Source: Bloomberg October 2017

8. Canadian Home Prices: Policy tightening to cool the hot Toronto and Vancouver markets has not yet spilled over into the wider economy. Prognosis: neutral.

Figure 8: Canadian Home Prices

Source: Bloomberg October 2017

9. WTI Oil Prices: Crude prices have been stabilizing near $50 per barrel, having recovered from the drop that led to a setback in corporate profit growth and higher credit spreads several quarters ago. However, it is not high enough to risk inflation or an economic downturn.  Prognosis: healthy.

Figure 9: WTI Crude Oil Price

Source: Bloomberg October 2017

10. S&P 500 Forward 12-Month Earnings: Are at an all-time high, as energy sector prospects have improved.
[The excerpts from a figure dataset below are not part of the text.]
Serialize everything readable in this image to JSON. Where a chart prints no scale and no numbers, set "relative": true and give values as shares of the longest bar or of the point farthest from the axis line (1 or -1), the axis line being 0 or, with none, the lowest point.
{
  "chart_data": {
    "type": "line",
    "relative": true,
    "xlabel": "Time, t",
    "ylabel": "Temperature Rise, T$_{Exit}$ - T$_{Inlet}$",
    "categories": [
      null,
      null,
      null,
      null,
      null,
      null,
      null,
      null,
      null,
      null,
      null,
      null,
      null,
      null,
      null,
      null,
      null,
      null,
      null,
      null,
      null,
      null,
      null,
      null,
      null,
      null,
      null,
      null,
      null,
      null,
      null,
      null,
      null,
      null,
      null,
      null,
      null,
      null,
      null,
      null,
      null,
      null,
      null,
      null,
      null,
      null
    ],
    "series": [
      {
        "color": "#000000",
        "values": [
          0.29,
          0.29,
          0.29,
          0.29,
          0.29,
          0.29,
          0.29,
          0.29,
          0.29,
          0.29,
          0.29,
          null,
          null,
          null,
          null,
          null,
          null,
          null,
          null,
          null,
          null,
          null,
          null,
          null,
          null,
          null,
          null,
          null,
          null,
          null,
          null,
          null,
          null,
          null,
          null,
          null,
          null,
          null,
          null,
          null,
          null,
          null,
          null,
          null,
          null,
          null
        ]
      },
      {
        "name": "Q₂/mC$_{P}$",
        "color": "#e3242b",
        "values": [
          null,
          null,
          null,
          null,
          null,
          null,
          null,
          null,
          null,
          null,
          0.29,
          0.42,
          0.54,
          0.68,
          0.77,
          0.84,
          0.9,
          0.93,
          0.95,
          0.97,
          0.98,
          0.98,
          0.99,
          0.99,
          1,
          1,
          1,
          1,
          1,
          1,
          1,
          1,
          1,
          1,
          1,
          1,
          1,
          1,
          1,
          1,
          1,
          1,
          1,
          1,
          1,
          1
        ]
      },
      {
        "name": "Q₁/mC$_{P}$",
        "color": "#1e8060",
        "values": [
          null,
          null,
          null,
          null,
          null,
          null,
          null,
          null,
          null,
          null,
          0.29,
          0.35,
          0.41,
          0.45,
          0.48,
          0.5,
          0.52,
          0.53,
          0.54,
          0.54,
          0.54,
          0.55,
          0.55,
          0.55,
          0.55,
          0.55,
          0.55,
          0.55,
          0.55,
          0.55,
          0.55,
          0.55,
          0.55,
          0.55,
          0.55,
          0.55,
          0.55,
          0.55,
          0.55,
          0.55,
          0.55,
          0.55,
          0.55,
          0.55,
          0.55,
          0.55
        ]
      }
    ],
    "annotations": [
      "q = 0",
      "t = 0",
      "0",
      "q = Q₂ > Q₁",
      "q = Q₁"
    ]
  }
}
Leading indicators point to continued growth ahead. Prognosis: healthy

Figure 10: S&P 500 12-Month Forward Earnings

Source: Bloomberg October 2017

This is an excerpt from the North America Investment Strategy: Trade, Taxes and Ten Signposts for 2018 update by Charles L Reinhard dated 26 October 2017.

An investor cannot invest directly in an index. They are shown for illustrative purposes only. Past performance is no guarantee of future returns. Real results may vary. All forecasts are expressions of opinion and are subject to change without notice and are not intended to be a guarantee of future events.
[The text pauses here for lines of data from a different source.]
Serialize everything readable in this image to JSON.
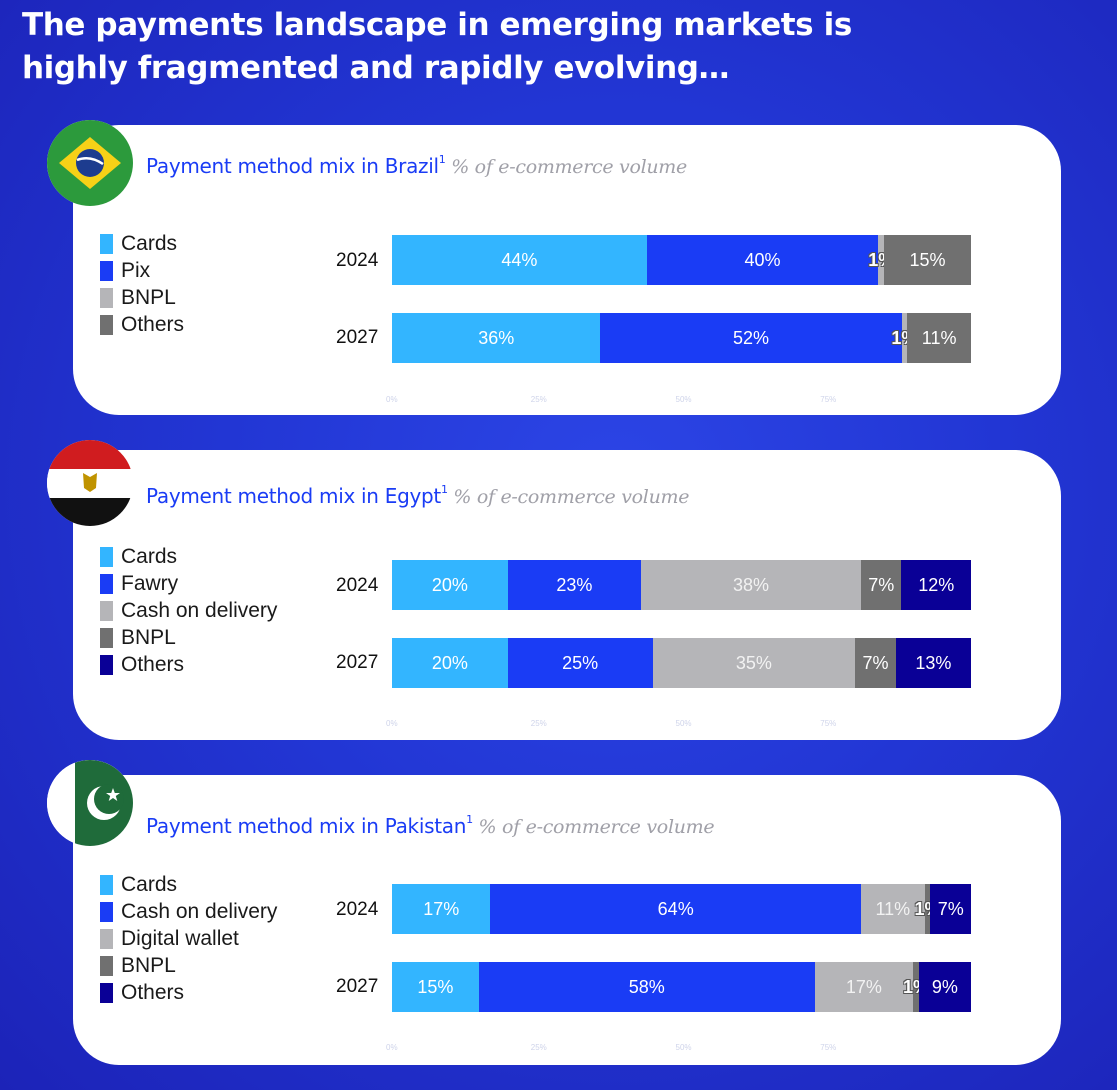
{
  "headline": {
    "line1": "The payments landscape in emerging markets is",
    "line2": "highly fragmented and rapidly evolving…"
  },
  "colors": {
    "cards": "#33b5ff",
    "blue": "#1a3cf5",
    "light_gray": "#b5b5b8",
    "dark_gray": "#707070",
    "navy": "#0a0096"
  },
  "panels": [
    {
      "flag_icon": "brazil-flag-icon",
      "title_main": "Payment method mix  in Brazil",
      "title_sup": "1",
      "title_sub": " % of e-commerce volume",
      "legend": [
        "Cards",
        "Pix",
        "BNPL",
        "Others"
      ],
      "axis_ticks": [
        "0%",
        "25%",
        "50%",
        "75%"
      ]
    },
    {
      "flag_icon": "egypt-flag-icon",
      "title_main": "Payment method mix in Egypt",
      "title_sup": "1",
      "title_sub": " % of e-commerce volume",
      "legend": [
        "Cards",
        "Fawry",
        "Cash on delivery",
        "BNPL",
        "Others"
      ],
      "axis_ticks": [
        "0%",
        "25%",
        "50%",
        "75%"
      ]
    },
    {
      "flag_icon": "pakistan-flag-icon",
      "title_main": "Payment method mix  in Pakistan",
      "title_sup": "1",
      "title_sub": " % of e-commerce volume",
      "legend": [
        "Cards",
        "Cash on delivery",
        "Digital wallet",
        "BNPL",
        "Others"
      ],
      "axis_ticks": [
        "0%",
        "25%",
        "50%",
        "75%"
      ]
    }
  ],
  "chart_data": [
    {
      "type": "bar",
      "stacked": true,
      "orientation": "horizontal",
      "title": "Payment method mix  in Brazil",
      "subtitle": "% of e-commerce volume",
      "categories": [
        "2024",
        "2027"
      ],
      "series": [
        {
          "name": "Cards",
          "values": [
            44,
            36
          ],
          "color": "#33b5ff"
        },
        {
          "name": "Pix",
          "values": [
            40,
            52
          ],
          "color": "#1a3cf5"
        },
        {
          "name": "BNPL",
          "values": [
            1,
            1
          ],
          "color": "#b5b5b8"
        },
        {
          "name": "Others",
          "values": [
            15,
            11
          ],
          "color": "#707070"
        }
      ],
      "xlim": [
        0,
        100
      ],
      "legend": "left",
      "grid": false
    },
    {
      "type": "bar",
      "stacked": true,
      "orientation": "horizontal",
      "title": "Payment method mix in Egypt",
      "subtitle": "% of e-commerce volume",
      "categories": [
        "2024",
        "2027"
      ],
      "series": [
        {
          "name": "Cards",
          "values": [
            20,
            20
          ],
          "color": "#33b5ff"
        },
        {
          "name": "Fawry",
          "values": [
            23,
            25
          ],
          "color": "#1a3cf5"
        },
        {
          "name": "Cash on delivery",
          "values": [
            38,
            35
          ],
          "color": "#b5b5b8"
        },
        {
          "name": "BNPL",
          "values": [
            7,
            7
          ],
          "color": "#707070"
        },
        {
          "name": "Others",
          "values": [
            12,
            13
          ],
          "color": "#0a0096"
        }
      ],
      "xlim": [
        0,
        100
      ],
      "legend": "left",
      "grid": false
    },
    {
      "type": "bar",
      "stacked": true,
      "orientation": "horizontal",
      "title": "Payment method mix  in Pakistan",
      "subtitle": "% of e-commerce volume",
      "categories": [
        "2024",
        "2027"
      ],
      "series": [
        {
          "name": "Cards",
          "values": [
            17,
            15
          ],
          "color": "#33b5ff"
        },
        {
          "name": "Cash on delivery",
          "values": [
            64,
            58
          ],
          "color": "#1a3cf5"
        },
        {
          "name": "Digital wallet",
          "values": [
            11,
            17
          ],
          "color": "#b5b5b8"
        },
        {
          "name": "BNPL",
          "values": [
            1,
            1
          ],
          "color": "#707070"
        },
        {
          "name": "Others",
          "values": [
            7,
            9
          ],
          "color": "#0a0096"
        }
      ],
      "xlim": [
        0,
        100
      ],
      "legend": "left",
      "grid": false
    }
  ]
}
Figure 3 note: Citi G4 Financial Conditions Index uses a number of variables including money market rates, debt and equity index prices, and other financial indicators to provide a summary of the “health” of financial markets. Financial conditions are the mechanism by which financial markets impact the real economy; in other words, a higher value for the FCI indicates that credit conditions and individual wealth are improving, which is supportive of economic growth.

Figure 4 note: the S&P 500 Advance-Decline Index is a measure of market breadth, and is calculated as a running total of the number of stocks in the S&P 500 increasing minus the number declining in a given day.

Figure 6 note: the VIX index is a popular measure of the stock market’s expectation of volatility implied by the S&P 500 index options, calculated and published by the Chicago Board Options Exchange.